Combining: t20: ch = NVPTXISD::RET_FLAG t19

Combining: t19: ch = NVPTXISD::StoreRetval<(store (s32), align 1)> t0, Constant:i32<0>, t18

Combining: t18: f32 = select t6, t16, t17
Creating new node: t21: f32 = select t6, t9, t12
Creating new node: t22: f32 = fdiv t21, t15
 ... into: t22: f32 = fdiv t21, t15

Without arcp we have no choice now but to lower into a regular div instruction.

That said, even if we were to preserve arcp, we'd run into the second issue.
NVPTX itself does not know how to lower FDIV32rr_prec arcp correctly and lowers it as a regular div.

Previously two divs+select were combined into two multiplications by reciprocal and that was what made it look like we can lower div to multiplication by reciprocal.

OK, I'll look at adding intersected flag preservation tomorrow - cheers.

@tra Common flag propagation should be working now - in rGfcb710a7ad4f I've added back the fast-math tests that I tweaked (I've kept the tweaked test variant as well) so it should show the missing mvptx arcp lowering.

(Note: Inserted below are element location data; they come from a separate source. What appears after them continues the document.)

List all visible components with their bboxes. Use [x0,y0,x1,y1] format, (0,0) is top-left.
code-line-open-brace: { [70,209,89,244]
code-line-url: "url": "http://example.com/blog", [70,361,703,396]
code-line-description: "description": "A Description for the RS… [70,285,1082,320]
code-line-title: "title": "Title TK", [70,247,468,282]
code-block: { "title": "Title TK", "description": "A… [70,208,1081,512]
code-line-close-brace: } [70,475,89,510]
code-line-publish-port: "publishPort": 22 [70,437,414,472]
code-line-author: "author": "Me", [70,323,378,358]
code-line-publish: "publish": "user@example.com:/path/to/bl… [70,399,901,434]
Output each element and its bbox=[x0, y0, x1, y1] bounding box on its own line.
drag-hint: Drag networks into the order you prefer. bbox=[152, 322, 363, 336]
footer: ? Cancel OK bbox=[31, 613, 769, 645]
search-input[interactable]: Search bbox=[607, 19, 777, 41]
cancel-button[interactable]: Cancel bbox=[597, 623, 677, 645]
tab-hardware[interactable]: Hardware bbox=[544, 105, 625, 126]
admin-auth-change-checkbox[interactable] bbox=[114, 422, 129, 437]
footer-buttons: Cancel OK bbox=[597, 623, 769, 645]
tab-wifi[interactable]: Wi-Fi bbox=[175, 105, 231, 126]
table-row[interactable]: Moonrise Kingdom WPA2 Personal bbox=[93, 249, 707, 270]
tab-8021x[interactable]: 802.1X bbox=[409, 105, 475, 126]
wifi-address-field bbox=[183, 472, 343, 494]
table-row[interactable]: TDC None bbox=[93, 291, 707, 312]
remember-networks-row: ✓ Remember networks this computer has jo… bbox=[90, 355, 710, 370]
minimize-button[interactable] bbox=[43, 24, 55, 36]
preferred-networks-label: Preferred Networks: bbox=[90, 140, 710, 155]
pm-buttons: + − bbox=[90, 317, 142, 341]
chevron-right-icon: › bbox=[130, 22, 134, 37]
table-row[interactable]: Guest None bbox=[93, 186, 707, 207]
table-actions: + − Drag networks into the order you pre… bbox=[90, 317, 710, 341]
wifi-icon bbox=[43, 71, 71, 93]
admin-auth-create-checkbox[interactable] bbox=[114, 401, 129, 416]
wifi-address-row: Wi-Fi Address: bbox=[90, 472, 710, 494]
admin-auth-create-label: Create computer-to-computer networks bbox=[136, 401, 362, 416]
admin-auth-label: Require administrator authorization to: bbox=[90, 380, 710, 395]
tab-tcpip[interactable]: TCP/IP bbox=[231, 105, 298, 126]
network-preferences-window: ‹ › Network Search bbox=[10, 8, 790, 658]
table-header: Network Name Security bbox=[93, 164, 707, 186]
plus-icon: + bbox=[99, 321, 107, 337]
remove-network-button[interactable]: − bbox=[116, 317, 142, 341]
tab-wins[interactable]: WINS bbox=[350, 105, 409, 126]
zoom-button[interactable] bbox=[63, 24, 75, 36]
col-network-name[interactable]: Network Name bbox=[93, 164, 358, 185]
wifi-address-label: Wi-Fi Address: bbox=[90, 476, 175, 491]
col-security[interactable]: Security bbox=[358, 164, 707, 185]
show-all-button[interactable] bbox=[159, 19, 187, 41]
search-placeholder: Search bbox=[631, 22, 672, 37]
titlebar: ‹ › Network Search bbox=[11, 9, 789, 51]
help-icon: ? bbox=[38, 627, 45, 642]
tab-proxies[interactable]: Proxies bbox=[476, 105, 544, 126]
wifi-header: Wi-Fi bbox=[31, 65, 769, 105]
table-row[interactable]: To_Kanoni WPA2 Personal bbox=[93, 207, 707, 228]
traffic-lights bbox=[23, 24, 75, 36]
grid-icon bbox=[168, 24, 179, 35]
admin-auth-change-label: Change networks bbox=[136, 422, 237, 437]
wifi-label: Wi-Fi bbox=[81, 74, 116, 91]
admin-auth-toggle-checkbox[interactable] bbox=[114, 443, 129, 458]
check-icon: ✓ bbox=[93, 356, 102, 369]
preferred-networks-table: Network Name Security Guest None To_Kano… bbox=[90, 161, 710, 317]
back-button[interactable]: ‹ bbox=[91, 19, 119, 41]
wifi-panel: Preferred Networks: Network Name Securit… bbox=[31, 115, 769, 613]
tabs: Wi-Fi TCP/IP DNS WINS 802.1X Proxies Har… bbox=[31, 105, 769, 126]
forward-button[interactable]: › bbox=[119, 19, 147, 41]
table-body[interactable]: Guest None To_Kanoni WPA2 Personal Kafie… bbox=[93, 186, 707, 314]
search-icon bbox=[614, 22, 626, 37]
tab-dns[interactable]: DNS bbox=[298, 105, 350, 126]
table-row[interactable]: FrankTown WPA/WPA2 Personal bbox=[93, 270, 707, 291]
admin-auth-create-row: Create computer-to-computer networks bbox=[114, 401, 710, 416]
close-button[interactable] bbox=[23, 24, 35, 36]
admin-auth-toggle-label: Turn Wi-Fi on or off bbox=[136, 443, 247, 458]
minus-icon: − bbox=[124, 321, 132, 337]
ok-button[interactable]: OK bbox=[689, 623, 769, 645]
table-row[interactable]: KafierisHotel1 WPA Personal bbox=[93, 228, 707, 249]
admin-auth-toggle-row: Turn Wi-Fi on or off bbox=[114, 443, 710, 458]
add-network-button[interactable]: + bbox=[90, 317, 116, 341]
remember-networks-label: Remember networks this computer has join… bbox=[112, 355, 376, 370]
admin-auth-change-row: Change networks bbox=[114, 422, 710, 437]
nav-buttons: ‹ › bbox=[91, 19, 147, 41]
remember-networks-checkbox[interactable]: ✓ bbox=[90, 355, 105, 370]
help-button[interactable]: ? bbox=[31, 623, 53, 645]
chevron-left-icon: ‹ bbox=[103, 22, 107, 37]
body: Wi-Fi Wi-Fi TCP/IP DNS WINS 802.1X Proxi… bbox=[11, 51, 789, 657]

Shout on this ticket if I've missed anything.

tra added a comment.Jul 19 2021, 10:04 AM

@tra Common flag propagation should be working now - in rGfcb710a7ad4f I've added back the fast-math tests that I tweaked (I've kept the tweaked test variant as well) so it should show the missing mvptx arcp lowering. Shout on this ticket if I've missed anything.

Thank you. I've confirmed that arcp does get propagated now.